Il est crucial d’adopter des mesures fermes pour lutter contre les changements climatiques. Les coûts liés à l’inaction sont plus élevés que ceux d’agir. En 2011, la Table ronde nationale sur l’environnement et l’économie a estimé que les coûts des changements climatiques au Canada pourraient varier entre 21 et 43 milliards de dollars par année d’ici 2050. Les entreprises et les marchés doivent de plus en plus tenir compte des risques climatiques. Dans les dernières années, des phénomènes météorologiques violents ont coûté des milliards de dollars aux Canadiens, notamment en pertes assurées. Les Peuples Autochtones, les régions ainsi que les communautés nordiques et côtières du Canada sont particulièrement vulnérables et touchées de manière démesurée. L’emplacement géographique, les défis socio économiques et, pour les Peuples Autochtones, la dépendance envers les sources de nourriture sauvage se conjuguent souvent avec les changements climatiques pour faire pression sur ces communautés. De nombreuses mesures ont déjà été entreprises pour commencer à régler ces questions, notamment par les Peuples Autochtones.

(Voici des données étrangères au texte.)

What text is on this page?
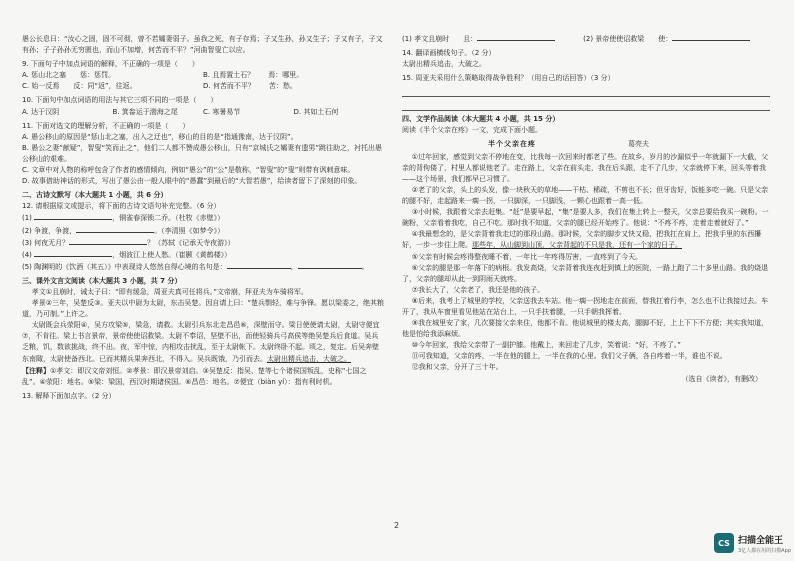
愚公长息曰：“汝心之固，固不可彻，曾不若孀妻弱子。虽我之死，有子存焉；子又生孙，孙又生子；子又有子，子又有孙；子子孙孙无穷匮也，而山不加增，何苦而不平？”河曲智叟亡以应。
9. 下面句子中加点词语的解释，不正确的一项是（　　）
A. 惩山北之塞　　惩：惩罚。	B. 且焉置土石？　　焉：哪里。
C. 始一反焉　　反：同“返”，往返。	D. 何苦而不平？　　苦：愁。
10. 下面句中加点词语的用法与其它三项不同的一项是（　　）
A. 达于汉阴	B. 箕畚运于渤海之尾	C. 寒暑易节	D. 其如土石何
11. 下面对选文的理解分析，不正确的一项是（　　）
A. 愚公移山的原因是“惩山北之塞，出入之迂也”，移山的目的是“指通豫南，达于汉阴”。
B. 愚公之妻“献疑”，智叟“笑而止之”，他们二人都不赞成愚公移山，只有“京城氏之孀妻有遗男”跳往助之，衬托出愚公移山的艰难。
C. 文章中对人物的称呼包含了作者的感情倾向，例如“愚公”的“公”是敬称，“智叟”的“叟”则带有讽刺意味。
D. 故事借助神话的形式，写出了愚公由一般人眼中的“愚蠢”到最后的“大智若愚”，给读者留下了深刻的印象。
二、古诗文默写（本大题共 1 小题，共 6 分）
12. 请根据原文或提示，将下面的古诗文语句补充完整。（6 分）
(1)	，铜雀春深锁二乔。（杜牧《赤壁》）
(2) 争渡，争渡，	。（李清照《如梦令》）
(3) 何夜无月？	？（苏轼《记承天寺夜游》）
(4)	，烟波江上使人愁。（崔颢《黄鹤楼》）
(5) 陶渊明的《饮酒（其五）》中表现诗人悠然自得心境的名句是：	，	。
三、课外文言文阅读（本大题共 3 小题，共 7 分）
孝文①且崩时，诫太子曰：“即有缓急，周亚夫真可任将兵。”文帝崩，拜亚夫为车骑将军。
孝景②三年，吴楚反③。亚夫以中尉为太尉，东击吴楚。因自请上曰：“楚兵剽轻，难与争锋。愿以梁委之，绝其粮道，乃可制。”上许之。
太尉既会兵荥阳④，吴方攻梁⑤，梁急，请救。太尉引兵东北走昌邑⑥，深壁而守。梁日使使请太尉，太尉守便宜⑦，不肯往。梁上书言景帝，景帝使使诏救梁。太尉不奉诏，坚壁不出，而使轻骑兵弓高侯等绝吴楚兵后食道。吴兵乏粮，饥，数欲挑战，终不出。夜，军中惊，内相攻击扰乱，至于太尉帐下。太尉终卧不起。顷之，复定。后吴奔壁东南陬，太尉使备西北。已而其精兵果奔西北，不得入。吴兵既饿，乃引而去。太尉出精兵追击，大破之。
【注释】①孝文：即汉文帝刘恒。②孝景：即汉景帝刘启。③吴楚反：指吴、楚等七个诸侯国叛乱，史称“七国之乱”。④荥阳：地名。⑤梁：梁国，西汉时期诸侯国。⑥昌邑：地名。⑦便宜（biàn yí）：指有利时机。
13. 解释下面加点字。（2 分）
(1) 孝文且崩时　　且：	(2) 景帝使使诏救梁　　使：
14. 翻译画横线句子。（2 分）
太尉出精兵追击，大破之。
15. 周亚夫采用什么策略取得战争胜利？（用自己的话回答）（3 分）
四、文学作品阅读（本大题共 4 小题，共 15 分）
阅读《半个父亲在疼》一文，完成下面小题。
半个父亲在疼	葛亮夫
①过年回家，感觉到父亲不停地在变，比我每一次回来时都老了些。在故乡，岁月的沙漏似乎一年就漏下一大截，父亲的背佝偻了，村里人都说他老了。走在路上，父亲在前头走，我在后头跟，走不了几步，父亲就停下来，回头等着我——这个场景，我们都早已习惯了。
②老了的父亲，头上的头发，像一块秋天的草地——干枯、稀疏，不剪也不长；但牙齿好，饭能多吃一碗。只是父亲的腿不好，走起路来一瘸一拐，一只脚深，一只脚浅，一颗心也跟着一高一低。
③小时候，我跟着父亲去赶集。“赶”是要早起，“集”是要人多，我们在集上转上一整天，父亲总要给我买一碗粉。一碗粉，父亲看着我吃，自己不吃。那时我不知道，父亲的腿已经开始疼了。他说：“不疼不疼，走着走着就好了。”
④我最想念的，是父亲背着我走过的那段山路。那时候，父亲的脚步又快又稳，把我扛在肩上，把我手里的东西攥好，一步一步往上爬。那些年，从山脚到山顶，父亲背起的不只是我，还有一个家的日子。
⑤父亲有时候会疼得整夜睡不着，一年比一年疼得厉害，一直疼到了今天。
⑥父亲的腿是那一年落下的病根。我发高烧，父亲背着我连夜赶到镇上的医院，一路上跑了二十多里山路。我的烧退了，父亲的腿却从此一到阴雨天就疼。
⑦我长大了，父亲老了，我还是他的孩子。
⑧后来，我考上了城里的学校，父亲送我去车站。他一瘸一拐地走在前面，替我扛着行李，怎么也不让我接过去。车开了，我从车窗里看见他站在站台上，一只手扶着腿，一只手朝我挥着。
⑨我在城里安了家，几次要接父亲来住，他都不肯。他说城里的楼太高，腿脚不好，上上下下不方便；其实我知道，他是怕给我添麻烦。
⑩今年回家，我给父亲带了一副护膝。他戴上，来回走了几步，笑着说：“好，不疼了。”
⑪可我知道，父亲的疼，一半在他的腿上，一半在我的心里。我们父子俩，各自疼着一半，谁也不说。
⑫我和父亲，分开了三十年。
（选自《读者》，有删改）
2
CS 扫描全能王
3亿人都在用的扫描App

La lutte contre les changements climatiques réduira les risques et créera de nouvelles possibilités économiques et des emplois bien rémunérés pour les Canadiens. Il y a déjà un marché mondial pour les biens et services à faibles émissions de carbone estimé à environ 5,8 billions de dollars, qui devrait continuer à augmenter de 3 % par année. Les opportunités en matière de croissance propre seront avantageuses pour tous les secteurs et toutes les régions. Le Canada demeurera concurrentiel à l’échelle internationale grâce à l’innovation, notamment en mettant au point et en promouvant de nouvelles technologies novatrices offrant la possibilité de lutter contre les changements climatiques à l’échelle mondiale. Cela comprend les technologies propres qui permettent un développement durable des secteurs de l’énergie et des ressources du Canada, y compris la façon dont nous faisons parvenir ces ressources sur le marché, au moment où le pays entreprend une transition vers une économie à faibles émissions de carbone. L’innovation peut contribuer à réduire davantage les émissions et le coût des mesures à l’intérieur du pays. Les technologies et les solutions canadiennes peuvent également être exportées et mises en œuvre partout dans le monde, et ainsi permettre de trouver de nouveaux partenaires et marchés pour les entreprises canadiennes et appuyer l’effort mondial pour réduire les émissions de GES.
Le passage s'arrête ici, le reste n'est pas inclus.